More importantly than the now characteristically extra-biblical methodology, however, is the implied answer to Allison’s question. It is true that ethical cases do arise in which the love of neighbor and the love of enemy do conflict, and Allison seems to admit that to respond with violence toward our enemy is to do something other than to love him (something which not all proponents of violent Christianity are willing to admit). Setting aside the evocation of the illusory moral category of “innocents,” the problem, unfortunately, with choosing love of neighbor over love of enemy is that it seems to directly contradict the very logic of Jesus presented in the command to love one’s neighbor. Jesus makes the point very explicit, and Paul will later as well, that human logic would suggest that we give preferential treatment to our neighbor. In Christ, however, no one gets preferential treatment. The commands to love our neighbor and our enemies are parallel, and there is no ethical hierarchy about them. If anything, indulging the vulgar tendency to love our neighbors just a little better than our enemies undermines the Christian spirit and nullifies the teaching. Allison admits, and I agree, that the conflict between loving one’s neighbor and loving one’s enemy are impossible to resolve perfectly and logically.

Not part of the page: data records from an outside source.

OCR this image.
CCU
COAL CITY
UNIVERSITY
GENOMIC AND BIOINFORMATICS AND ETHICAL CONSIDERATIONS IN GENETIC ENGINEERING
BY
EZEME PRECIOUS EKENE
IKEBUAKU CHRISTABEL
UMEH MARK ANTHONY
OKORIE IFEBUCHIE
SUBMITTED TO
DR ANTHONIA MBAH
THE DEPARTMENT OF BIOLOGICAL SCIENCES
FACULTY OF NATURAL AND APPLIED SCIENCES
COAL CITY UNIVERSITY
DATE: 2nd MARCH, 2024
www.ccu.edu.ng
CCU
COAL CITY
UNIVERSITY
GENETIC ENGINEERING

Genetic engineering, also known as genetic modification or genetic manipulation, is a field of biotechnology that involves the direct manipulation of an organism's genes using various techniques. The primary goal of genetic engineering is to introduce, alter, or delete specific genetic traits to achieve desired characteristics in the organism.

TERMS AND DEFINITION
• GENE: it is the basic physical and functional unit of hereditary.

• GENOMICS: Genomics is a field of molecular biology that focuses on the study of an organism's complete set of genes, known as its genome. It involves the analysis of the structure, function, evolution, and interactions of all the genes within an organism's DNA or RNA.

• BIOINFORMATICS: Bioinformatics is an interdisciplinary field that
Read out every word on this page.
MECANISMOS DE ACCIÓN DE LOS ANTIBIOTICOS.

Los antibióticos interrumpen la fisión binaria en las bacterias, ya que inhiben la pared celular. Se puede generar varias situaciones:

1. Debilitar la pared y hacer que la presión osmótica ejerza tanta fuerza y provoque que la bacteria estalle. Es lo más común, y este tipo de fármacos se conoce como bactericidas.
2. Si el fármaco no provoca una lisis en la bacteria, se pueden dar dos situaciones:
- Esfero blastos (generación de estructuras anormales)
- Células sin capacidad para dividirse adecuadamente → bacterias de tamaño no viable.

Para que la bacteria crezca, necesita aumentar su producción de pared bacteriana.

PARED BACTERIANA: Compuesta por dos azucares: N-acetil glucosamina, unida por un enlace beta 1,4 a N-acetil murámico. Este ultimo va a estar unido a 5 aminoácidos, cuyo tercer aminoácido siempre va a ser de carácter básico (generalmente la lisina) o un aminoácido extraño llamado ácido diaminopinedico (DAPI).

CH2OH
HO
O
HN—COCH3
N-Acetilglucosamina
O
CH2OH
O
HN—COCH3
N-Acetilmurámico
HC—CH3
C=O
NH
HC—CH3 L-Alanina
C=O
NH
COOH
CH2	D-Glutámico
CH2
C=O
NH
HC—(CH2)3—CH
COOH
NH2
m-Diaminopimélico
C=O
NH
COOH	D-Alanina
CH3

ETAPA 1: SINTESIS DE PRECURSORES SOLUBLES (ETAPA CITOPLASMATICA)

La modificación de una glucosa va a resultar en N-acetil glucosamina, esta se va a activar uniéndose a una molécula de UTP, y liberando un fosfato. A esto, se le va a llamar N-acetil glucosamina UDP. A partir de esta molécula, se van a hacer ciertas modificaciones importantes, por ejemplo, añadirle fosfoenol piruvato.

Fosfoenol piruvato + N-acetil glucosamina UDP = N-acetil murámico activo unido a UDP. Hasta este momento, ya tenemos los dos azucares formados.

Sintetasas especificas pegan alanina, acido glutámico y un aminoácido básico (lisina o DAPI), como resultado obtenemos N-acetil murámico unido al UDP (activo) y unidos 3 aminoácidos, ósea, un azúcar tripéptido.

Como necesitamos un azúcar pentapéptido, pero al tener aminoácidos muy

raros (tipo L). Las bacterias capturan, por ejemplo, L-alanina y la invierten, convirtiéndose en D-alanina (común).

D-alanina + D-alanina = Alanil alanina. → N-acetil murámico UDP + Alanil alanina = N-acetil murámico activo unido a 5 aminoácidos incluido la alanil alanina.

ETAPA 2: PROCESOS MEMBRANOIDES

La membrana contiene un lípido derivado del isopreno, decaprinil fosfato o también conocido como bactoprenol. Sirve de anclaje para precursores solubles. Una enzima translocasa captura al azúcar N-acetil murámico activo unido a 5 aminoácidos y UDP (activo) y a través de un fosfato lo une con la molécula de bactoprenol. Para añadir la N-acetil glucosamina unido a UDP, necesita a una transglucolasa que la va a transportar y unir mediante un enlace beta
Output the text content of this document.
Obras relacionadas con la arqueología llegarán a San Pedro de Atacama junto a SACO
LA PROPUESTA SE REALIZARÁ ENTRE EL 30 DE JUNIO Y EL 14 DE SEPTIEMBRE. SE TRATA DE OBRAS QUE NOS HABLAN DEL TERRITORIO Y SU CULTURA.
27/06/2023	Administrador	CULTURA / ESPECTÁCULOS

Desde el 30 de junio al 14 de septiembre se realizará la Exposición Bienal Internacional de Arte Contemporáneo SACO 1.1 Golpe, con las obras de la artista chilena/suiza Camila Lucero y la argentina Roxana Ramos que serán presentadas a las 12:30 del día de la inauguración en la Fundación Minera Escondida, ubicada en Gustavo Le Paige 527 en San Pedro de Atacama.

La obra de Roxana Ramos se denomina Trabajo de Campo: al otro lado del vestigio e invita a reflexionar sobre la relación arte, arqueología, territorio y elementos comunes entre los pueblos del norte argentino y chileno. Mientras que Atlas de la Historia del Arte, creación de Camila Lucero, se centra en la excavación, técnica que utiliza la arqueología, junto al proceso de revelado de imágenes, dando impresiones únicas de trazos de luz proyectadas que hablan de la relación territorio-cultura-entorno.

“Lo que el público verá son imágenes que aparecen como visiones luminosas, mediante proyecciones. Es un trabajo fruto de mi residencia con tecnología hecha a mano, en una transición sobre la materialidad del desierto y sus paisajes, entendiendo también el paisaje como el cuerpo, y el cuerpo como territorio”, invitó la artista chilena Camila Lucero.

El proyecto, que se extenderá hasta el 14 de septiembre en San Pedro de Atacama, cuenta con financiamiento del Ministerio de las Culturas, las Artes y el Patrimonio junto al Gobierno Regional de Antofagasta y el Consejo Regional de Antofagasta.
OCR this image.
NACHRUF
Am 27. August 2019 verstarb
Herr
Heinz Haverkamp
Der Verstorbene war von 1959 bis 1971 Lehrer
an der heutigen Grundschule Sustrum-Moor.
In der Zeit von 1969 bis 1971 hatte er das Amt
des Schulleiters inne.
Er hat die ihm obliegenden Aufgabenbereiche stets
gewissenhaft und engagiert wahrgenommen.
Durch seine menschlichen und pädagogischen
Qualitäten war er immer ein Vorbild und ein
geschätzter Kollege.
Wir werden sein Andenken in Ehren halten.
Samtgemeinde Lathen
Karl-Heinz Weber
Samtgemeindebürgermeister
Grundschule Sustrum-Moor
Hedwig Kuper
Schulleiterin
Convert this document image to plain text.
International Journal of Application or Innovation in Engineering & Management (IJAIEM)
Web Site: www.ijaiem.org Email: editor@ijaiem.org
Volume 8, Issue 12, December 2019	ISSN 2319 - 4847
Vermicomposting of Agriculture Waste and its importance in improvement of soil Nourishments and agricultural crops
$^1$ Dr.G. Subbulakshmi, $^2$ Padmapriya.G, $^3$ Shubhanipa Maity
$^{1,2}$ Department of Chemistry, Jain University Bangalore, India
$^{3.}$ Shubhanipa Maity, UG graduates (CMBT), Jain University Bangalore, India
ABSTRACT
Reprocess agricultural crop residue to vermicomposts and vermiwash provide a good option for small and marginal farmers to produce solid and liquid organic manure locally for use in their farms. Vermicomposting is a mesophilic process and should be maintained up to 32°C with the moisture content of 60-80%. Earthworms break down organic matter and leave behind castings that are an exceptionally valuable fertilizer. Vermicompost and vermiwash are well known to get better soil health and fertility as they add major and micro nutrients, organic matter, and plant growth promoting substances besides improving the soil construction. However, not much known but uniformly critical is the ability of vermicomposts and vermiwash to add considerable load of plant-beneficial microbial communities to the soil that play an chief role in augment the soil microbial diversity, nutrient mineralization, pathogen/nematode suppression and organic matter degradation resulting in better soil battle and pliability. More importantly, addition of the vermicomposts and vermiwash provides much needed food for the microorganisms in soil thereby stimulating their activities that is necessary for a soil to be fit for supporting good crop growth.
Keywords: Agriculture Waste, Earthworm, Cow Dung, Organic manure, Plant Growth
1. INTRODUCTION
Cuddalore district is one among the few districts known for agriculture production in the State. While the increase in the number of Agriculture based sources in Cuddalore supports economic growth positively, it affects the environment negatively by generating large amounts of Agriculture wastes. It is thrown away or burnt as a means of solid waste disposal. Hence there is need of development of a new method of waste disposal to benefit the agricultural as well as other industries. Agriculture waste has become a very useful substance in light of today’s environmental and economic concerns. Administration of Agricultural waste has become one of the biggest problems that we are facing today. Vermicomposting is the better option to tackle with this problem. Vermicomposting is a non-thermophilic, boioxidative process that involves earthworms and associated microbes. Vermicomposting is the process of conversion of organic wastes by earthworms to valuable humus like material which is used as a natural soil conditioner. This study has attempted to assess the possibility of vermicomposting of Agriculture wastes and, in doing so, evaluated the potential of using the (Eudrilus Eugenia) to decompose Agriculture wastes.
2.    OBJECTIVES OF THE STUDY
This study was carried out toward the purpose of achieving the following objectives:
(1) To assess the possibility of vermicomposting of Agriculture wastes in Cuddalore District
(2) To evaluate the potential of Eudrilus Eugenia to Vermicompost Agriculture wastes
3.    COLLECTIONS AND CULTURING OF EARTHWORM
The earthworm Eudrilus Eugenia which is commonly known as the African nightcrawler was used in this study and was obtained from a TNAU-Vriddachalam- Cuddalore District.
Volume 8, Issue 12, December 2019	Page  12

We differ in that I embrace the reversal of terrestrial logic imposed by God in Christ and argue that it is nearer to the heart of the Gospel to shower your enemy with love than to love him only when there is no impediment to that love, when it doesn’t get in the way of you loving the people you really want to love.

(Parenthetically—which is a word I feel strange using when there are actual parentheses visible—my wife joked with me that we ought to buy each other guns so that, by Allison’s logic, so long as we’re together we can be protected. If someone attacks me, she could shoot him and be morally justified because her action was the defense of others rather than self. If someone attacks here, the situation could play out in reverse. It was so magnanimous of God to give us such a convenient end run around ethics.)